Two Belichore days later, Adama received word that the Deciders would send a welcome package to Earth: two warp-capable ships (one for each ape faction) and an orbital launch platform for them to share. Bezel-5 station and its operators were hereby relieved of their duty to monitor Earth#153.57.093.42 moving forward, a responsibility that would now fall on the shoulders of the GC’s threat detection and management force, but the Deciders had high hopes these ‘humans’ would make excellent trading partners for at least a galactic minute. It was likely that, in time, they would grow bellicose and expansionist once more, having never fully renounced their strange, singular, materialist views of totality, but the Deciders were confident that they could be contained through careful diplomacy.
All of this was relayed to Adama by his great granddaughter, as he had finally taken ill and left his post in Bezel-5. He knew he was dying; he could feel fluids in between the hard and soft layers of his mantle and knew what they portended. He was in great pain, and had been for at least a decade, but had long-since trained his mind to experience pain merely as a signal, like sound or electromagnetic flux, and so did not dwell on it any more than he wished. Only his body suffered; his mind was free, and in it he imagined the humans waking up to find out they were part of something so much grander than they had realized.
“It’s funny,” he mused, “there’s really nothing special about Earth.
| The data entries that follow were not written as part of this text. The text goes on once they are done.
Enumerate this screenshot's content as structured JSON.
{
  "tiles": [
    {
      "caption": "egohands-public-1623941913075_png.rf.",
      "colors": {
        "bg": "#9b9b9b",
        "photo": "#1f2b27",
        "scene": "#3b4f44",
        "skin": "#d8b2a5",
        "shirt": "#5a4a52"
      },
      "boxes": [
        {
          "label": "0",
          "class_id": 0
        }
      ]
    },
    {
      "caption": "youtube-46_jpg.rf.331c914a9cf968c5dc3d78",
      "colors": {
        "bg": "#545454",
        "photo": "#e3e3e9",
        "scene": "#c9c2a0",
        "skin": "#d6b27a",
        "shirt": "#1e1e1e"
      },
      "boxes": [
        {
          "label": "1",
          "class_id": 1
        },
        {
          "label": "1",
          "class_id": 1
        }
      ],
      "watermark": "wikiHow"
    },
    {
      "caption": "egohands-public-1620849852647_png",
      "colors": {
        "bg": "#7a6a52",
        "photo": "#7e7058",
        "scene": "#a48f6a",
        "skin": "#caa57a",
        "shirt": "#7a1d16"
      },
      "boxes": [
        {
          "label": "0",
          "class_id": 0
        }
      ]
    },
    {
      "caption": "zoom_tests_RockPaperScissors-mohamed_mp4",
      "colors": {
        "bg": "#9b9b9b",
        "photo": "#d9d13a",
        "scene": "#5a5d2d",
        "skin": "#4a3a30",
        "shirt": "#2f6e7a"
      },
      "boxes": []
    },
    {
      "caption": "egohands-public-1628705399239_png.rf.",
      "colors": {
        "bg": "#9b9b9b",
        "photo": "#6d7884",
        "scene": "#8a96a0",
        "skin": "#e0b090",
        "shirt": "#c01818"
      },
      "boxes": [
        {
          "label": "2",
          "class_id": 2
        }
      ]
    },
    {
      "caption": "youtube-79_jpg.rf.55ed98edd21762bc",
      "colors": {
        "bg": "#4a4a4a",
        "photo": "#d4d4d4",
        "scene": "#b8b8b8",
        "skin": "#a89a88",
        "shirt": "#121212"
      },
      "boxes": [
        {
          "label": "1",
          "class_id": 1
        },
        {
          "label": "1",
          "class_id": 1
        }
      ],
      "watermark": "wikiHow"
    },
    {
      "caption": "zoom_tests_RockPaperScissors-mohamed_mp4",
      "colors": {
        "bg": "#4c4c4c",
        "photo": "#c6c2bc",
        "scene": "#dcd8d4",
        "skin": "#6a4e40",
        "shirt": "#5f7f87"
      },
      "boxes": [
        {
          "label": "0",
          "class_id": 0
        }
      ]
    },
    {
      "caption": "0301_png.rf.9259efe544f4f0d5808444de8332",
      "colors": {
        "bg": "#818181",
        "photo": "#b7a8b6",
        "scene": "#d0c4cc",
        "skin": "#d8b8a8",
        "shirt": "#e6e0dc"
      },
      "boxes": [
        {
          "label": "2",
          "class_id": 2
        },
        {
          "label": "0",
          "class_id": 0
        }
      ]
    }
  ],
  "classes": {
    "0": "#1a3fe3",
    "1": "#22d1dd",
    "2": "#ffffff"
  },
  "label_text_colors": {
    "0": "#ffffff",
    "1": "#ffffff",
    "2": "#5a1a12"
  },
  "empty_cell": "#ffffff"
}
It’s very much like the majority of inhabited planets we’ve found, and its people display just the bare minimum of intelligence required to get themselves into serious trouble, as is the case ninety-nine times out of one hundred. I do believe they somehow came to represent, in my own mind, the unknown multitude of similar worlds and species that spring forth in the depths of space, extinguishing themselves before we can find them, and before they ever learn the truth…” he trailed off, staring into his great granddaughter’s concerned blue eyes, suddenly unsure whether he’d been speaking aloud or just in his head. Ah, well, he thought. Just the ramblings of an old man. It feels like it might be time, anyhow.
One by one, his senses slipped away from him as the matter that composed his body relaxed into a more stable state. The pain persisted longest, but felt more distant than ever, like a whisper across a long room barely registered by the listener. Patterns within patterns within patterns…he thought, mind suddenly more lucid than it had been in years. And then, with perfect clarity, he felt his mandibles slide across each other, producing the words “I wonder what’s next?”